Vues de fin 2012, les émissions d’obligations publiques 2013 devraient se passer sans encombre avec des taux d’intérêt des pays core (Allemagne, France, Finlande,...) qui resteront à un niveau historiquement bas. A un écueil près : l’Espagne, aux objectifs de déficits publics difficilement atteignables, pays dont les marchés attendent qu’il sollicite la Banque centrale européenne (BCE) et son programme OMT (Outright Monetary Transactions) d’achats de titres sur le marché secondaire, pour éviter d’être secoué.

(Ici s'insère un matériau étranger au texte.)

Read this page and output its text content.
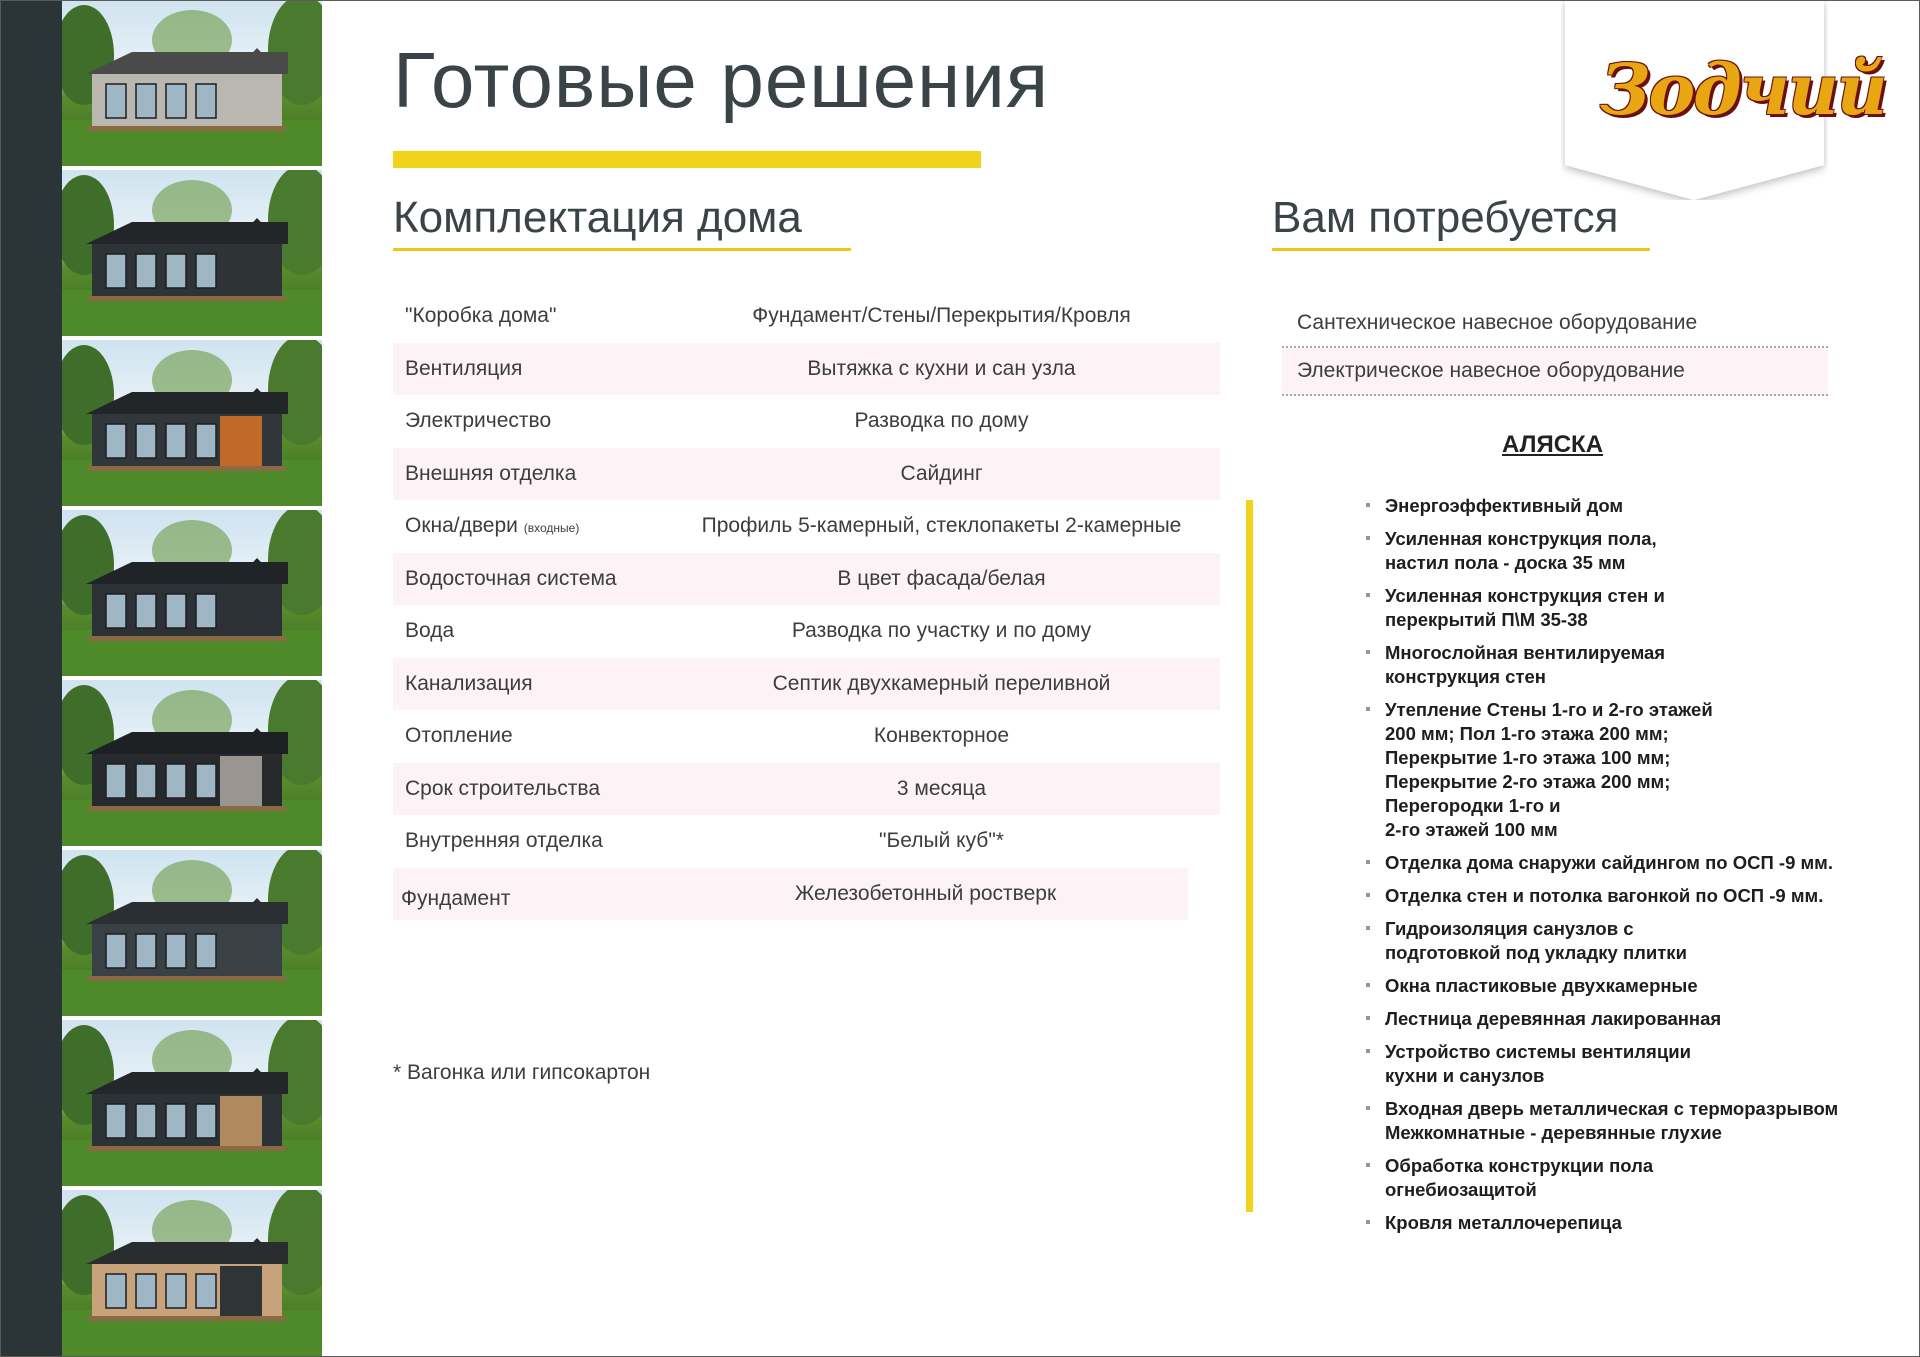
Готовые решения	Зодчий
Комплектация дома
"Коробка дома"	Фундамент/Стены/Перекрытия/Кровля
Вентиляция	Вытяжка с кухни и сан узла
Электричество	Разводка по дому
Внешняя отделка	Сайдинг
Окна/двери (входные)	Профиль 5-камерный, стеклопакеты 2-камерные
Водосточная система	В цвет фасада/белая
Вода	Разводка по участку и по дому
Канализация	Септик двухкамерный переливной
Отопление	Конвекторное
Срок строительства	3 месяца
Внутренняя отделка	"Белый куб"*
Фундамент	Железобетонный ростверк
* Вагонка или гипсокартон
Вам потребуется
Сантехническое навесное оборудование
Электрическое навесное оборудование
АЛЯСКА
Энергоэффективный дом
Усиленная конструкция пола,
настил пола - доска 35 мм
Усиленная конструкция стен и
перекрытий П\М 35-38
Многослойная вентилируемая
конструкция стен
Утепление Стены 1-го и 2-го этажей
200 мм; Пол 1-го этажа 200 мм;
Перекрытие 1-го этажа 100 мм;
Перекрытие 2-го этажа 200 мм;
Перегородки 1-го и
2-го этажей 100 мм
Отделка дома снаружи сайдингом по ОСП -9 мм.
Отделка стен и потолка вагонкой по ОСП -9 мм.
Гидроизоляция санузлов с
подготовкой под укладку плитки
Окна пластиковые двухкамерные
Лестница деревянная лакированная
Устройство системы вентиляции
кухни и санузлов
Входная дверь металлическая с терморазрывом
Межкомнатные - деревянные глухие
Обработка конструкции пола
огнебиозащитой
Кровля металлочерепица
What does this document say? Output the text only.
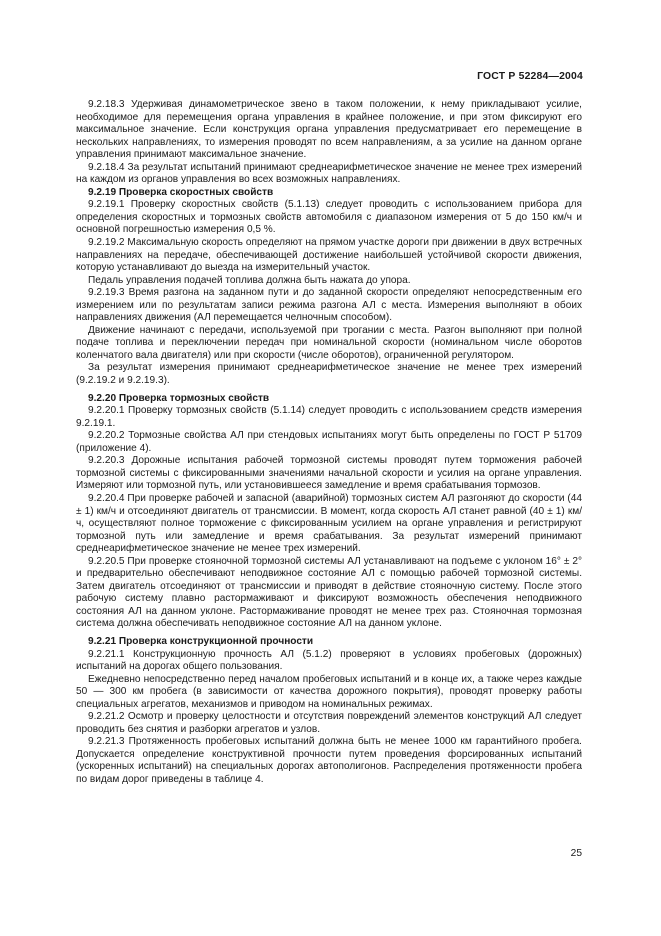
ГОСТ Р 52284—2004

9.2.18.3 Удерживая динамометрическое звено в таком положении, к нему прикладывают усилие, необходимое для перемещения органа управления в крайнее положение, и при этом фиксируют его максимальное значение. Если конструкция органа управления предусматривает его перемещение в нескольких направлениях, то измерения проводят по всем направлениям, а за усилие на данном органе управления принимают максимальное значение.

9.2.18.4 За результат испытаний принимают среднеарифметическое значение не менее трех измерений на каждом из органов управления во всех возможных направлениях.

9.2.19 Проверка скоростных свойств

9.2.19.1 Проверку скоростных свойств (5.1.13) следует проводить с использованием прибора для определения скоростных и тормозных свойств автомобиля с диапазоном измерения от 5 до 150 км/ч и основной погрешностью измерения 0,5 %.

9.2.19.2 Максимальную скорость определяют на прямом участке дороги при движении в двух встречных направлениях на передаче, обеспечивающей достижение наибольшей устойчивой скорости движения, которую устанавливают до выезда на измерительный участок.

Педаль управления подачей топлива должна быть нажата до упора.

9.2.19.3 Время разгона на заданном пути и до заданной скорости определяют непосредственным его измерением или по результатам записи режима разгона АЛ с места. Измерения выполняют в обоих направлениях движения (АЛ перемещается челночным способом).

Движение начинают с передачи, используемой при трогании с места. Разгон выполняют при полной подаче топлива и переключении передач при номинальной скорости (номинальном числе оборотов коленчатого вала двигателя) или при скорости (числе оборотов), ограниченной регулятором.

За результат измерения принимают среднеарифметическое значение не менее трех измерений (9.2.19.2 и 9.2.19.3).

9.2.20 Проверка тормозных свойств

9.2.20.1 Проверку тормозных свойств (5.1.14) следует проводить с использованием средств измерения 9.2.19.1.

9.2.20.2 Тормозные свойства АЛ при стендовых испытаниях могут быть определены по ГОСТ Р 51709 (приложение 4).

9.2.20.3 Дорожные испытания рабочей тормозной системы проводят путем торможения рабочей тормозной системы с фиксированными значениями начальной скорости и усилия на органе управления. Измеряют или тормозной путь, или установившееся замедление и время срабатывания тормозов.

9.2.20.4 При проверке рабочей и запасной (аварийной) тормозных систем АЛ разгоняют до скорости (44 ± 1) км/ч и отсоединяют двигатель от трансмиссии. В момент, когда скорость АЛ станет равной (40 ± 1) км/ч, осуществляют полное торможение с фиксированным усилием на органе управления и регистрируют тормозной путь или замедление и время срабатывания. За результат измерений принимают среднеарифметическое значение не менее трех измерений.

9.2.20.5 При проверке стояночной тормозной системы АЛ устанавливают на подъеме с уклоном 16° ± 2° и предварительно обеспечивают неподвижное состояние АЛ с помощью рабочей тормозной системы. Затем двигатель отсоединяют от трансмиссии и приводят в действие стояночную систему. После этого рабочую систему плавно растормаживают и фиксируют возможность обеспечения неподвижного состояния АЛ на данном уклоне. Растормаживание проводят не менее трех раз. Стояночная тормозная система должна обеспечивать неподвижное состояние АЛ на данном уклоне.

9.2.21 Проверка конструкционной прочности

9.2.21.1 Конструкционную прочность АЛ (5.1.2) проверяют в условиях пробеговых (дорожных) испытаний на дорогах общего пользования.

Ежедневно непосредственно перед началом пробеговых испытаний и в конце их, а также через каждые 50 — 300 км пробега (в зависимости от качества дорожного покрытия), проводят проверку работы специальных агрегатов, механизмов и приводом на номинальных режимах.

9.2.21.2 Осмотр и проверку целостности и отсутствия повреждений элементов конструкций АЛ следует проводить без снятия и разборки агрегатов и узлов.

9.2.21.3 Протяженность пробеговых испытаний должна быть не менее 1000 км гарантийного пробега. Допускается определение конструктивной прочности путем проведения форсированных испытаний (ускоренных испытаний) на специальных дорогах автополигонов. Распределения протяженности пробега по видам дорог приведены в таблице 4.

25
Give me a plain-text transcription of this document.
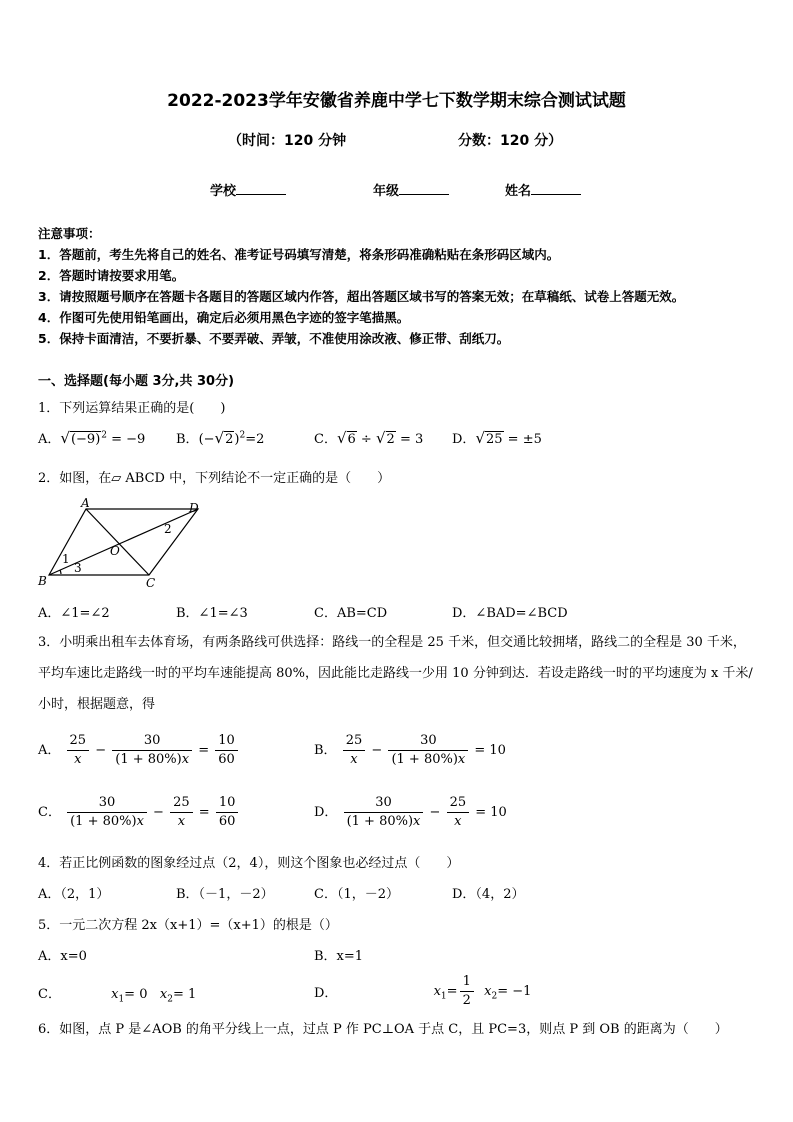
2022-2023学年安徽省养鹿中学七下数学期末综合测试试题
（时间：120 分钟	分数：120 分）
学校	年级	姓名
注意事项：
1．答题前，考生先将自己的姓名、准考证号码填写清楚，将条形码准确粘贴在条形码区域内。
2．答题时请按要求用笔。
3．请按照题号顺序在答题卡各题目的答题区域内作答，超出答题区域书写的答案无效；在草稿纸、试卷上答题无效。
4．作图可先使用铅笔画出，确定后必须用黑色字迹的签字笔描黑。
5．保持卡面清洁，不要折暴、不要弄破、弄皱，不准使用涂改液、修正带、刮纸刀。
一、选择题(每小题 3分,共 30分)
1．下列运算结果正确的是(　　)
A．$√(-9)^2 = -9$ B．$(-√2)^2=2$	C．√6 ÷ √2 = 3 D．√25 = ±5
2．如图，在▱ ABCD 中，下列结论不一定正确的是（　　）
A	D
B	C
O
1
2
3
A．∠1=∠2	B．∠1=∠3	C．AB=CD	D．∠BAD=∠BCD
3．小明乘出租车去体育场，有两条路线可供选择：路线一的全程是 25 千米，但交通比较拥堵，路线二的全程是 30 千米，平均车速比走路线一时的平均车速能提高 80%，因此能比走路线一少用 10 分钟到达．若设走路线一时的平均速度为 x 千米/小时，根据题意，得
A． $\frac{25}{x} - \frac{30}{(1 + 80\%)x} = \frac{10}{60}$	B． $\frac{25}{x} - \frac{30}{(1 + 80\%)x} = 10$
C． $\frac{30}{(1 + 80\%)x} - \frac{25}{x} = \frac{10}{60}$	D． $\frac{30}{(1 + 80\%)x} - \frac{25}{x} = 10$
4．若正比例函数的图象经过点（2，4），则这个图象也必经过点（　　）
A．（2，1）	B．（－1，－2）	C．（1，－2）	D．（4，2）
5．一元二次方程 2x（x+1）=（x+1）的根是（）
A．x=0	B．x=1
C．	$x_1= 0$ $x_2= 1$	D．	$x_1= \frac{1}{2} x_2= -1$
6．如图，点 P 是∠AOB 的角平分线上一点，过点 P 作 PC⊥OA 于点 C，且 PC=3，则点 P 到 OB 的距离为（　　）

L’Espagne est par ailleurs sous la menace d’une dégradation en high yield, et aussi le seul pays à augmenter à la fois ses émissions en brut et en net, et ce malgré une forte hausse des émissions de bons à moins d’un an. Rien de tel pour les pays du cœur. L’absence de véritables alternatives d’investissement et les contraintes règlementaires des banques et des compagnies d’assurances (Bâle 3, l’anticipation des ratios de liquidités, Solvabilité 2, la compensation à venir des dérivés de gré à gré grosse consommatrice de « 

collateral », etc.) constituent un soutien ferme de la demande de papiers d’Etat.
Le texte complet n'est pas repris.